BORIC LE LYNX
Avez-vous déjà croisé le regard du Lynx boréal au Musée d’Histoire naturelle et d’Ethnographie de Colmar ? Son petit nom, c’est Boric et on vous raconte son histoire, en lien avec les actualités qui concernent l'espèce...
Boric est originaire des Carpates. Il fait partie des trois premiers lynx capturés en vue d’être réintroduit pour repeupler les Vosges. Il faut dire que le Lynx boréal n’y a pas remis les pieds depuis longtemps... Victime de la chasse, de la déforestation et de la raréfaction de ses proies - essentiellement des ongulés comme le chevreuil et le chamois -, ce grand prédateur disparaît du massif au milieu du XVIIème siècle.
Le Lynx boréal ne connait pas de frontières. Réintroduit en Suisse dans les années 70, il fait son grand retour en France dans le Jura et les Alpes. Des réintroductions suivent en Allemagne, en Slovénie, en Croatie et en France. Mais lorsque Boric est lâché le 3 mai 1983, il ne s’attend certainement pas à voir sa vie écourtée de la sorte : il est retrouvé tué par balle le 11 janvier 1984, dans la forêt de Willer-sur-Thur. Bien que sa mort soulève une vive émotion, le programme de réintroduction suit son cours. Au total, 21 individus originaires des Carpates seront réintroduits dans les Vosges entre 1983 et 1993.

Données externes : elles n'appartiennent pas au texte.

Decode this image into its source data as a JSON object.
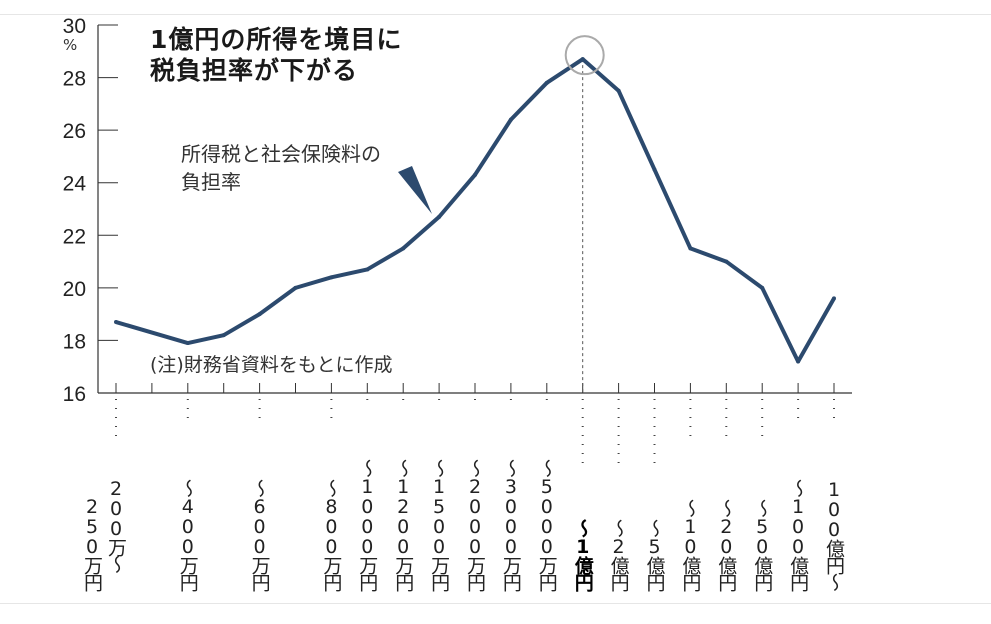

Boric est naturalisé et intègre rapidement les collections de la Société d’Histoire naturelle et d’Ethnographie de Colmar. Sa présence au musée nous rappelle la fragilité d’une espèce qui peine encore à s’établir sur le massif vosgien et ailleurs, malgré les efforts entrepris.
Aujourd'hui en effet, les menaces sont encore grandes pour notre grand prédateur. Le lynx est solitaire. Il évolue sur un large territoire, jusqu’à 300 km² pour un mâle qui peut recouvrir celui de deux ou trois femelles. Les populations de petite taille souffrent d’une faible diversité génétique du fait de leur isolement. Elles sont pénalisées par une fragmentation croissante de leur habitat morcelé par les infrastructures humaines (routes, habitations…) et les collisions automobiles, première cause de mortalité de cet animal. Après les collisions avec les automobiles (58 %) le braconnage est la seconde cause de mortalité du lynx.
Classé « En Danger » dans la Liste rouge française de l’Union Internationale pour la Conservation de la Nature (UICN), le Lynx boréal est une espèce protégée au titre de différents textes internationaux. En France, il bénéficie d’une protection totale depuis 2007 et fait l’objet d’un Plan National d’Action depuis 2022. Il s’agit de réduire les menaces qui pèsent sur cette espèce, en particulier en sensibilisant et en aidant les habitants des régions concernées pour mieux faire accepter sa présence.
Face à la situation préoccupante du Lynx boréal, le Muséum national d’Histoire naturelle et l’Office français de la biodiversité ont conduit un travail d’expertise sur la viabilité de ses populations en France, à la demande du Ministère en charge de l’Écologie - Secrétariat d’État à la Biodiversité. Grâce à la mobilisation d'un panel de quinze experts scientifiques français et suisses, un rapport d'expertise incluant des recommandations concrètes pour la conservation de l'espèce a été remis au Ministère et présenté au comité de pilotage du Plan national d'actions en faveur du lynx boréal le mercredi 4 décembre 2024.
Le rapport formule 5 recommandations afin de minimiser le risque d'extinction de la population de lynx boréal en France :
- Adopter une approche socio-écosystémique et de long terme de la viabilité de la population française de lynx boréal, en d’autres termes, tenir compte de l’insertion de l’espèce dans des systèmes dont les aspects écologiques et sociaux sont indissociables et appréhender la situation actuelle de la population dans l’histoire longue de ses relations avec les populations humaines.
- Combiner 3 différentes stratégies de conservation : améliorer la connectivité des zones d’habitat favorable, réduire les destructions légales et illégales et réaliser des opérations de translocation de conservation. Les experts insistent sur la nécessité de travailler sur ces 3 axes simultanément pour obtenir des résultats significatifs.
- Favoriser à la fois la disposition à vivre avec le lynx boréal et la possibilité de le faire par l’amélioration des relations entre et avec les acteurs locaux autour de ces questions, et par le renforcement des moyens d’action de la police de l’environnement.
- Développer la coopération internationale. Les populations françaises de lynx boréal font partie d’une métapopulation qui couvre plusieurs pays d’Europe occidentale. Il convient de renforcer le partage de données de suivi de ces populations et de coordonner les actions entreprises dans les différents pays concernés par la conservation de l’espèce.
- Combler les lacunes de connaissance pour une meilleure projection de la viabilité de la population de lynx boréal en France.